Nice : Quatorze accusés devant les assises pour l’enlèvement de Jacqueline Veyrac

PROCES La riche Niçoise, déjà victime d’une tentative d’enlèvement trois ans plus tôt, avait été séquestrée deux jours à l’arrière d’une fourgonnette

Michel Bernouin

— 

L'ancien gérant du restaurant La Réserve, propriété de la famille Veyrac, est accusé d'être le commanditaire de ce rocambolesque enlèvement
L'ancien gérant du restaurant La Réserve, propriété de la famille Veyrac, est accusé d'être le commanditaire de ce rocambolesque enlèvement — AFP
  • Le procès doit s’ouvrir le 4 janvier devant la cour d’assises des Alpes-Maritimes.
  • Parmi les accusés, un restaurateur italien soupçonné d’être le cerveau du rapt pour un vieux contentieux financier avec la victime.
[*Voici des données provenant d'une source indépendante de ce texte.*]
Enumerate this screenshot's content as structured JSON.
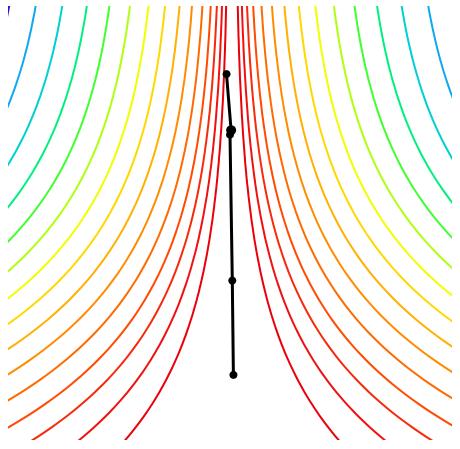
{
  "chart_data": {
    "type": "contour",
    "xlim": [
      -2,
      2
    ],
    "ylim": [
      -1,
      3
    ],
    "level_colors": [
      "#e8000b",
      "#f01010",
      "#f52a0a",
      "#ff4a00",
      "#ff6a00",
      "#ff8c00",
      "#ffb000",
      "#ffd800",
      "#f0ff00",
      "#b0ff10",
      "#40ff30",
      "#00f080",
      "#00d0d0",
      "#10a8f0",
      "#3010e0"
    ],
    "path": {
      "x": [
        -0.03,
        0.01,
        0.0,
        0.02,
        0.03
      ],
      "y": [
        2.34,
        1.84,
        1.8,
        0.5,
        -0.34
      ],
      "color": "#000000"
    }
  }
}
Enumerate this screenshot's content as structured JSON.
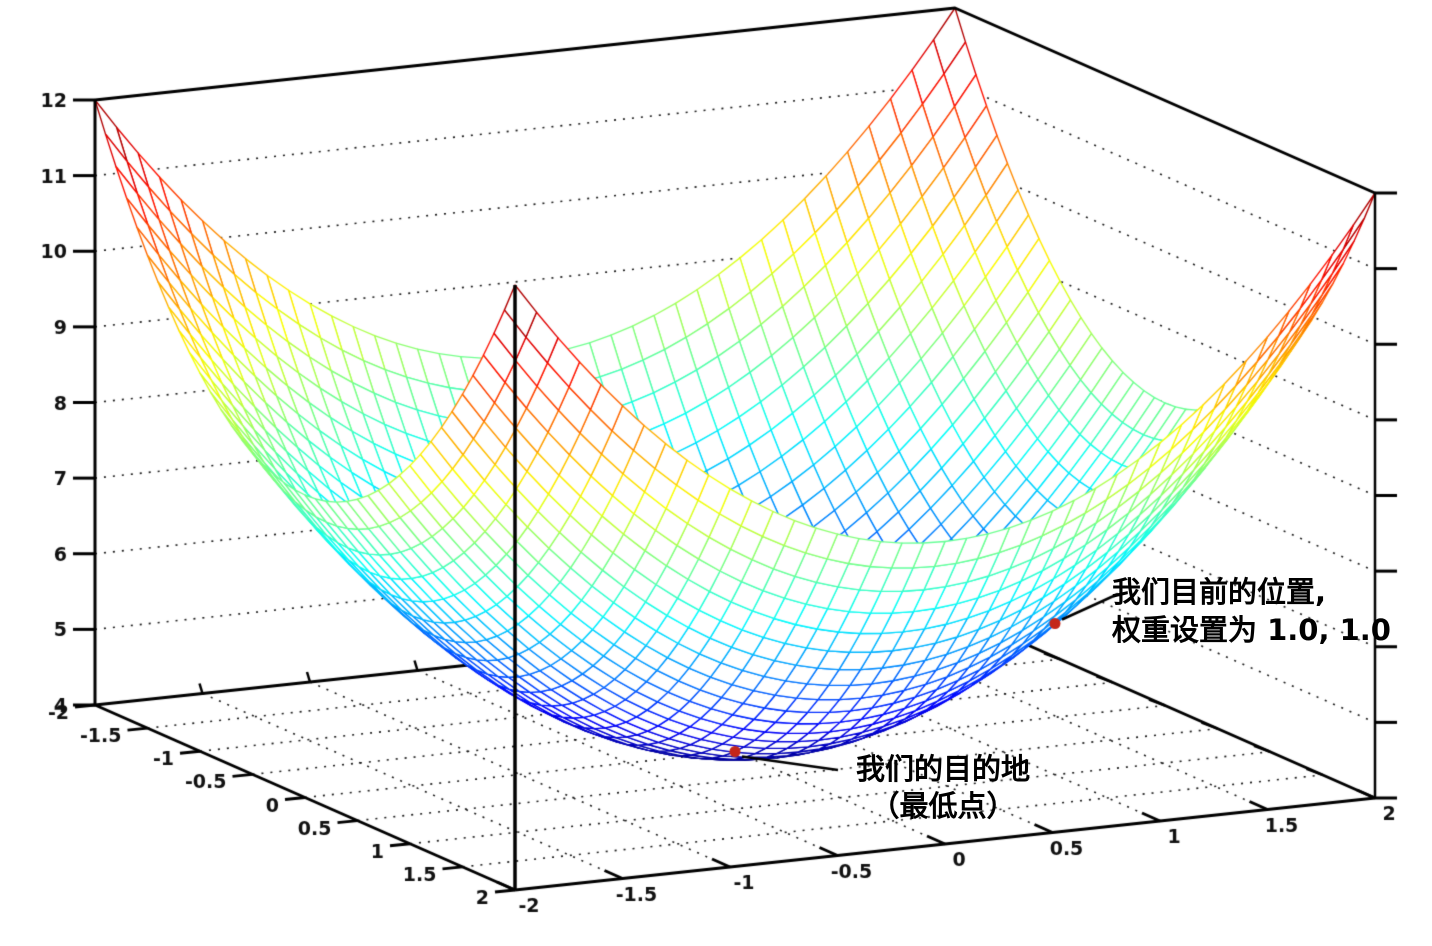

Quatorze accusés et, face à eux, une riche octogénaire. Jacqueline Veyrac avait été enlevée près de son domicile, en plein centre de Nice le 24 octobre 2016, puis séquestrée deux jours à l'arrière d'une fourgonnette. Le procès de ses ravisseurs présumés doit s’ouvrir lundi dans la capitale azuréenne, devant la cour d’assises des Alpes-Maritimes. Quatre semaines d’audience sont prévues pour tenter d’éclairer le jury sur les rôles des différents protagonistes. A commencer par Giuseppe Serena, considéré par l’accusation comme le cerveau de l’affaire.
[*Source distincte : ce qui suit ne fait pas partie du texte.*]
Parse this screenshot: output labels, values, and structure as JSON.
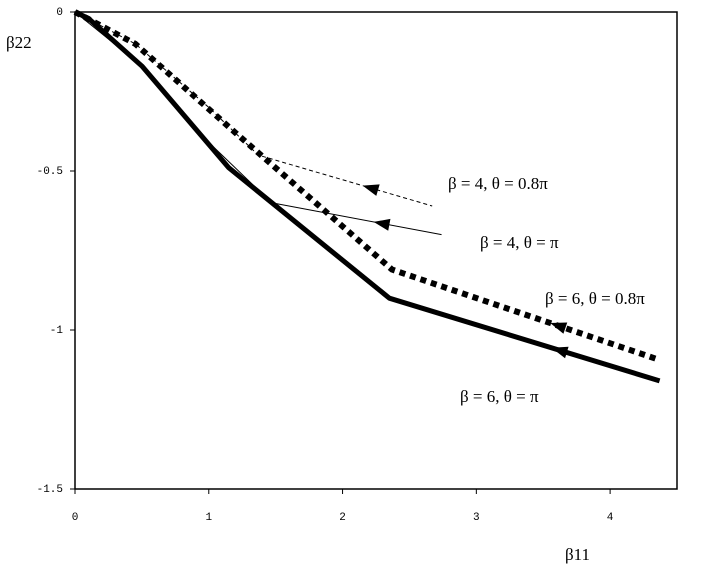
{
  "chart_data": {
    "type": "line",
    "x_label": "β11",
    "y_label": "β22",
    "xlim": [
      0,
      4.5
    ],
    "ylim": [
      -1.5,
      0
    ],
    "xticks": [
      0,
      1,
      2,
      3,
      4
    ],
    "yticks": [
      -1.5,
      -1,
      -0.5,
      0
    ],
    "series": [
      {
        "name": "β = 4, θ = 0.8π",
        "color": "#000000",
        "style": "dashed",
        "width": 1,
        "x": [
          0,
          0.45,
          1.0,
          1.37,
          2.67
        ],
        "values": [
          0,
          -0.1,
          -0.3,
          -0.45,
          -0.61
        ]
      },
      {
        "name": "β = 4, θ = π",
        "color": "#000000",
        "style": "solid",
        "width": 1,
        "x": [
          0,
          0.5,
          1.0,
          1.47,
          2.74
        ],
        "values": [
          0,
          -0.17,
          -0.41,
          -0.6,
          -0.7
        ]
      },
      {
        "name": "β = 6, θ = 0.8π",
        "color": "#000000",
        "style": "dotted",
        "width": 6,
        "x": [
          0,
          0.45,
          1.2,
          2.37,
          4.34
        ],
        "values": [
          0,
          -0.1,
          -0.38,
          -0.81,
          -1.09
        ]
      },
      {
        "name": "β = 6, θ = π",
        "color": "#000000",
        "style": "solid",
        "width": 5,
        "x": [
          0,
          0.1,
          0.5,
          1.15,
          2.35,
          4.37
        ],
        "values": [
          0,
          -0.02,
          -0.17,
          -0.49,
          -0.9,
          -1.16
        ]
      }
    ]
  }
}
Ce restaurateur piémontais de 66 ans avait été le gérant, quelques années auparavant, du restaurant La Réserve, propriété de la famille Veyrac. Il avait perdu gros avec cette affaire mise en liquidation en 2009, et pourrait avoir voulu récupérer son argent en organisant le rapt crapuleux de Jacqueline Veyrac. Au moment de l’enlèvement, il avait le projet de racheter Coco Beach, un restaurant tout proche de La Réserve qui allait être ravagé par un incendie quelques mois plus tard. La transaction s’élevait à 2 millions d’euros. Précisément le montant de la rançon que les ravisseurs espéraient obtenir en échange de la libération de Jacqueline Veyrac.

« Tentative d’extorsion en bande organisée »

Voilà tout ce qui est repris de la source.